The isolate without a parC mutation displayed a 4 log reduction in cfu after treatment with levofloxacin 500 mg and did not select for resistance. In all five isolates containing first-step parC mutations, resistance emerged within 48 h with a > or =16-fold increase in MIC and the acquisition of a gyrA mutant. Increasing the exposure of levofloxacin to approximately 750 mg dose still led to > or =16-fold increase in MIC at 48 h in two of the four isolates containing parC mutations. On the other hand, moxifloxacin 400 mg sustained bacterial killing against the two isolates tested without the selection of resistant mutants. It appears that the critical AUC/MIC necessary to prevent the acquisition of resistance for levofloxacin is 200 and approximately 400 for moxifloxacin.
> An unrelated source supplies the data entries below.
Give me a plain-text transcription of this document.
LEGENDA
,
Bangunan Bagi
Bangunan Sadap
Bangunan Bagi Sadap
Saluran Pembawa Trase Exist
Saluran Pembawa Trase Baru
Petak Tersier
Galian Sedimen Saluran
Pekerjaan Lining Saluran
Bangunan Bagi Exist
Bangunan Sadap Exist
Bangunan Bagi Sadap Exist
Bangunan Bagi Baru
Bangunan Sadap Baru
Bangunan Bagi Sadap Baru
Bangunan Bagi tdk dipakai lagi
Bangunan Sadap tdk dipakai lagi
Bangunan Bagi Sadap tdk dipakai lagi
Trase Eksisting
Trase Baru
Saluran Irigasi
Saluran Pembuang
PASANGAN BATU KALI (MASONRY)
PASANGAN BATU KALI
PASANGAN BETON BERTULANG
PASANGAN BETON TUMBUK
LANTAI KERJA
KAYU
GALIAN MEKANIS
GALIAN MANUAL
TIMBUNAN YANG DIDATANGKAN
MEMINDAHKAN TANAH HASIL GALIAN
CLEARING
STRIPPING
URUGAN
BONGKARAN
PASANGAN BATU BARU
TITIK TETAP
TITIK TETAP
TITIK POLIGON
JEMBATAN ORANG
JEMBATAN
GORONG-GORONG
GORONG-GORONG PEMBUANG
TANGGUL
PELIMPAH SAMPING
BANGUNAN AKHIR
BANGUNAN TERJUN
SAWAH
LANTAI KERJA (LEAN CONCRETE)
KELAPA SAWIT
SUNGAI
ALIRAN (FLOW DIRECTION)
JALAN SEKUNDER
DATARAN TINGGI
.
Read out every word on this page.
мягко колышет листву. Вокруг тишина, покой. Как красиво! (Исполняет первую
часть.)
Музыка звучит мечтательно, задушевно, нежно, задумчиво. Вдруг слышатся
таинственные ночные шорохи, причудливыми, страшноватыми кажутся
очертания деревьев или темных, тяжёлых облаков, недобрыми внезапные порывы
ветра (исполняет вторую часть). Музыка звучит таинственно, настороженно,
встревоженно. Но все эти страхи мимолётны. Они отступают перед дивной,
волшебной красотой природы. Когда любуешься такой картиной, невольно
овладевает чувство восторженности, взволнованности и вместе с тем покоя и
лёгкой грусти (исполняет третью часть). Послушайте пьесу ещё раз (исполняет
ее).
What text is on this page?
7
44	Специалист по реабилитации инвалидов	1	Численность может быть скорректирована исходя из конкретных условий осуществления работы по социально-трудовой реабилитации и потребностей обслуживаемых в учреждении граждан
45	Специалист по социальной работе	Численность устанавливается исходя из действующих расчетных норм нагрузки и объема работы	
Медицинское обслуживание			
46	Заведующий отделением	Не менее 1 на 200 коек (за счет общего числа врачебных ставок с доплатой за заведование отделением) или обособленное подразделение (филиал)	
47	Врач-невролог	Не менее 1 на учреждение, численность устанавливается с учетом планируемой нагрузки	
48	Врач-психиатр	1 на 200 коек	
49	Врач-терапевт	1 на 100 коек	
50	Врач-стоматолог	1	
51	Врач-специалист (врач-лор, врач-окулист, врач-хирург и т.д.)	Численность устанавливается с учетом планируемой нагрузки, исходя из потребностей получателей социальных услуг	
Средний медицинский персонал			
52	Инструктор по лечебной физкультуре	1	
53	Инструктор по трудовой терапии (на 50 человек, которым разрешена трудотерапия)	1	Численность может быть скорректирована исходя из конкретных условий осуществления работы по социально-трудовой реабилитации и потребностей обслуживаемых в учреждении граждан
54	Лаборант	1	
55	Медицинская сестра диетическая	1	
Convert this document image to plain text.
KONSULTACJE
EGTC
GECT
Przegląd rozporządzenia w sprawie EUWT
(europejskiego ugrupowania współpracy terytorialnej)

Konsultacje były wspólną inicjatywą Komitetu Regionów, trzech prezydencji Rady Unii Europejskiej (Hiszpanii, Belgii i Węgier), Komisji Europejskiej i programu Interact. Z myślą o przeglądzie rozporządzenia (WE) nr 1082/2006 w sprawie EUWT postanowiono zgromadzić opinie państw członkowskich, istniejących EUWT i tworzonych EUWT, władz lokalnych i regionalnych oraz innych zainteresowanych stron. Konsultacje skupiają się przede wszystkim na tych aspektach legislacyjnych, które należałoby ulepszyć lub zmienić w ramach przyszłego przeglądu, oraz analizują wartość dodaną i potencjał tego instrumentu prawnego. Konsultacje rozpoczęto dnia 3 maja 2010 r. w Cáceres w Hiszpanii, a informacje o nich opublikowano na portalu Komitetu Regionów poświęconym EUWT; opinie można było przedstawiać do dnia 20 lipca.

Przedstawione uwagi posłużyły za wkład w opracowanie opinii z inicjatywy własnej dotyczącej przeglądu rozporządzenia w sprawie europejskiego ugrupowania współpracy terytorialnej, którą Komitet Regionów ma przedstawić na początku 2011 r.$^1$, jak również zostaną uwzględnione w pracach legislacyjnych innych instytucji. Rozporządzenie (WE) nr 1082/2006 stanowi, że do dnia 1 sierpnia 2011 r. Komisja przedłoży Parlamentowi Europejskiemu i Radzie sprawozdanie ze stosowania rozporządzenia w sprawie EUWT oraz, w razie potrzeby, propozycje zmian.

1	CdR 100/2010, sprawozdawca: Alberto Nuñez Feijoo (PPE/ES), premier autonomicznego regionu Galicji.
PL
Due to suboptimal exposures, once-daily oral regimens of levofloxacin at both 500 and 750 mg inconsistently led to bactericidal activity and the frequent acquisition of a second-step gyrA mutation in S. pneumoniae isolates already containing a first-step parC mutation. Conversely, once-daily moxifloxacin 400 mg provides exposures that vastly exceed the apparent efficacy breakpoint and did not select for second-step mutants until exposures were decreased 4-fold. As a result of these data and the emerging literature involving mutations in the pneumococcus, caution should be exercised when the respiratory fluoroquinolones are used to treat patients infected with S. pneumoniae suspected of having parC mutations.
肺炎链球菌中第一步parC突变体的流行率日益受到关注,且在氟喹诺酮治疗期间会出现新的耐药性。我们小组之前的研究表明莫西沙星能够根除parC突变体,而左氧氟沙星则不能。本实验的目的是确定当检测相似的AUC/MIC时,这些氟喹诺酮类抗生素是否具有同等的杀菌效果。
采用体外药效学模型模拟老年人每日口服一次500mg左氧氟沙星和每日口服一次400mg莫西沙星后的上皮衬液(ELF)浓度。此外,还模拟了一系列的AUC/MIC,包括每日一次750mg左氧氟沙星。对五种含有第一步parC突变的不同肺炎链球菌菌株和一种无突变的菌株进行了48小时的测试,并绘制了时间-杀菌曲线。在0、24和48小时采集样本进行表型和基因型分析。采用高效液相色谱法验证是否达到了目标暴露水平。
未发生parC突变的菌株在用500mg左氧氟沙星治疗后cfu减少了4个对数,且未产生耐药性。在所有五种含有第一步parC突变的菌株中,48小时内出现了耐药性,MIC增加了≥16倍,并获得了gyrA突变体。将左氧氟沙星的暴露量增加到约750mg剂量,在四种含有parC突变的菌株中,仍有两种在48小时时MIC增加了≥16倍。另一方面,400mg莫西沙星对测试的两种菌株持续杀菌,且未选择耐药突变体。似乎左氧氟沙星预防耐药性所需的临界AUC/MIC为200,而莫西沙星约为400。
由于暴露水平不理想,每日一次口服500mg和750mg左氧氟沙星的方案在含有第一步parC突变的肺炎链球菌菌株中,杀菌活性不一致,且频繁获得第二步gyrA突变。相反,每日一次口服400mg莫西沙星提供的暴露量大大超过了明显的疗效断点,在暴露量降低4倍之前不会选择第二步突变体。根据这些数据以及涉及肺炎球菌突变的新文献,在使用呼吸氟喹诺酮类药物治疗疑似感染有parC突变的肺炎链球菌患者时应谨慎。